Monday, Aug. 09, 1937
Hupp Up
For the six months ending June 30 Hupp Motor Car Corp. last week reported a net loss of $349,966 against a net loss of $479,551 for the first half of 1936. In a year of booming automobile sales this reduction by itself might appear small comfort to an old and long stagnant motor-maker. But the true state of Hupp was discernible last week not in its profit & loss account but in the balance sheet and in its big plant off Detroit's East Grand Boulevard. In both of these stagnation lurked no longer.
When ingenious Promoter Archie Moulton Andrews was finally thrown out of the Hupp management (TIME, Nov. 4, 1935), he left the company's affairs at a lower ebb than they had ever been since young Robert Hupp sat up all one cold night to assemble his first show model in 1908. From $52,500,000 in 1929, Hupp sales had dropped to $6,118,000 in 1933 and recovered only to $6,868,000 in 1935. Depressed by Hupp's million-dollar losses and by Archie Andrews' merchandising schemes, parts supply companies were refusing to extend credit. In January 1936. Hupp 's new board of directors stopped manufacturing Hupmobiles.
They might never have started again had it not been for an aggressive 42-year old Hupp executive named Thomas Bradley. As director of purchases for the company since 1934, bristle-topped, freckled Mr. Bradley had an inside view of the effect of Andrews' cavalier administration.
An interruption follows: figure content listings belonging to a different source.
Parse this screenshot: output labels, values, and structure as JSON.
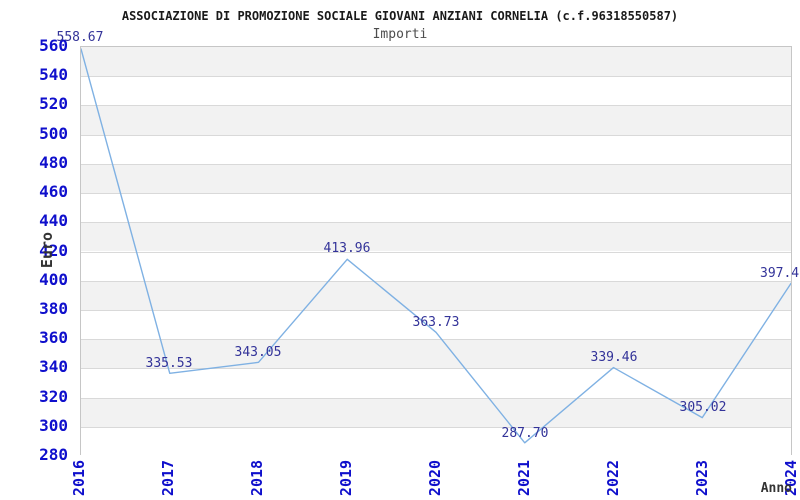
{
  "title": "ASSOCIAZIONE DI PROMOZIONE SOCIALE GIOVANI ANZIANI CORNELIA (c.f.96318550587)",
  "subtitle": "Importi",
  "chart_data": {
    "type": "line",
    "x": [
      2016,
      2017,
      2018,
      2019,
      2020,
      2021,
      2022,
      2023,
      2024
    ],
    "values": [
      558.67,
      335.53,
      343.05,
      413.96,
      363.73,
      287.7,
      339.46,
      305.02,
      397.4
    ],
    "point_labels": [
      "558.67",
      "335.53",
      "343.05",
      "413.96",
      "363.73",
      "287.70",
      "339.46",
      "305.02",
      "397.4"
    ],
    "series_name": "Importi",
    "xlabel": "Anno",
    "ylabel": "Euro",
    "ylim": [
      280,
      560
    ],
    "ytick_step": 20,
    "yticks": [
      280,
      300,
      320,
      340,
      360,
      380,
      400,
      420,
      440,
      460,
      480,
      500,
      520,
      540,
      560
    ],
    "grid": "horizontal alternating bands, gray band at top",
    "legend": "none",
    "markers": "none"
  },
  "colors": {
    "line": "#7fb1e3",
    "tick_label": "#0f0fcc",
    "point_label": "#333399",
    "band_gray": "#f2f2f2",
    "band_white": "#ffffff",
    "grid_line": "#d9d9d9",
    "plot_border": "#c6c6c6",
    "title_text": "#1a1a1a",
    "subtitle_text": "#4d4d4d",
    "axis_title": "#333333"
  }
}
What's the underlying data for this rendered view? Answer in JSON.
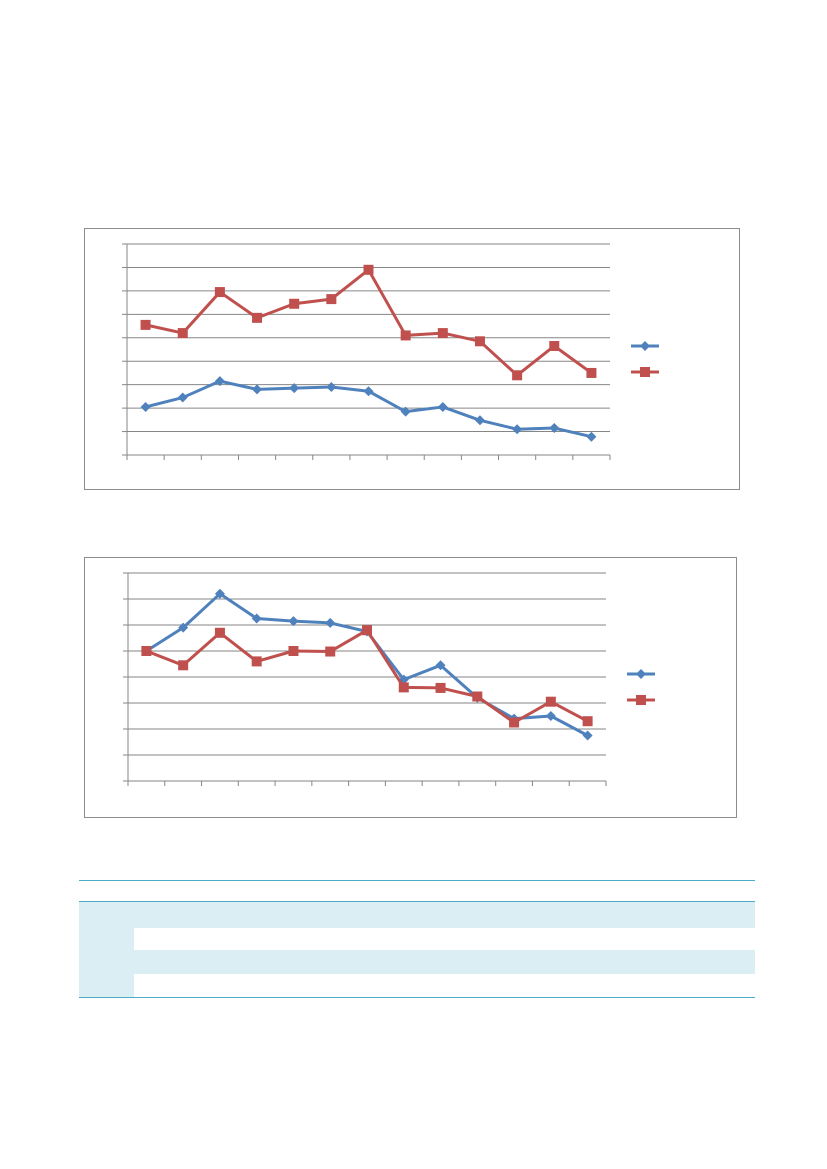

Having been a vice-president and director of the old Paige-Detroit Motor Car Co. and a director of its successor, Graham Paige, he also knew a great deal about the independent automobile business. In the spring of 1936 Bradley took counsel with Hupp's director of sales and chief engineer, drew up an analysis of the company which he put before the directors in June. Gist of it was that with Hupmobile's reputation still high among car-owners* all Hupp needed was working capital and a new car. The company had no funded debt, and drastic write-downs on machinery and equipment made its overheac the lowest in the industry. Brightened by Mr. Bradley's analysis, the directors elected him to succeed President Wallace Zwiener, who died a year ago. The company then dropped a previous proposal to issue some $570,000 worth of stock, adopted a more ambitious plan. Approved by Hupp stockholders last April this provided for a reduction in par value of the outstanding common stock from $10 to $1 a share, exchange of stock on a one for two basis, sale of 988,971 new shares at $3 a share. Marketed through a syndicate headed by F. S. Yantis & Co. of Chicago, these netted the company $2,690,000 last June. Thus Hupp acquired enough cash to start manufacturing. President Bradley immediately ended the 18- month shutdown by resuming production of old type cars for export.
During Hupp's long night its engineering staff stayed on at the closed plant, hopefully working out a new model for production if and when. During the last two months about 450 workers, many of them old Hupp men, have been hired to get the plant ready for full production. This week the new Hupmobile comes off the assembly line in two models, a six, selling for under $1,000 and an eight, listed at around $1,200. President Bradey, whose vacationing this summer has been limited to Sundays with his family in their Ontario cottage, figures that if only 7% of Hupp's faithful owners buy the new car the company will break even on a production of about 1,500 cars a month. A strike is the last thing he looks for from Hupp's prospective 1,200 workers, believing that unionized or not they will "stick with us and help get Hupp going."
*A Bradley survey showed that of 207,000 Hupmobiles licensed in the U. S., 57 % were still being driven by their original owners, that 78% of Hupmobile owners wanted to "stick to Hupp."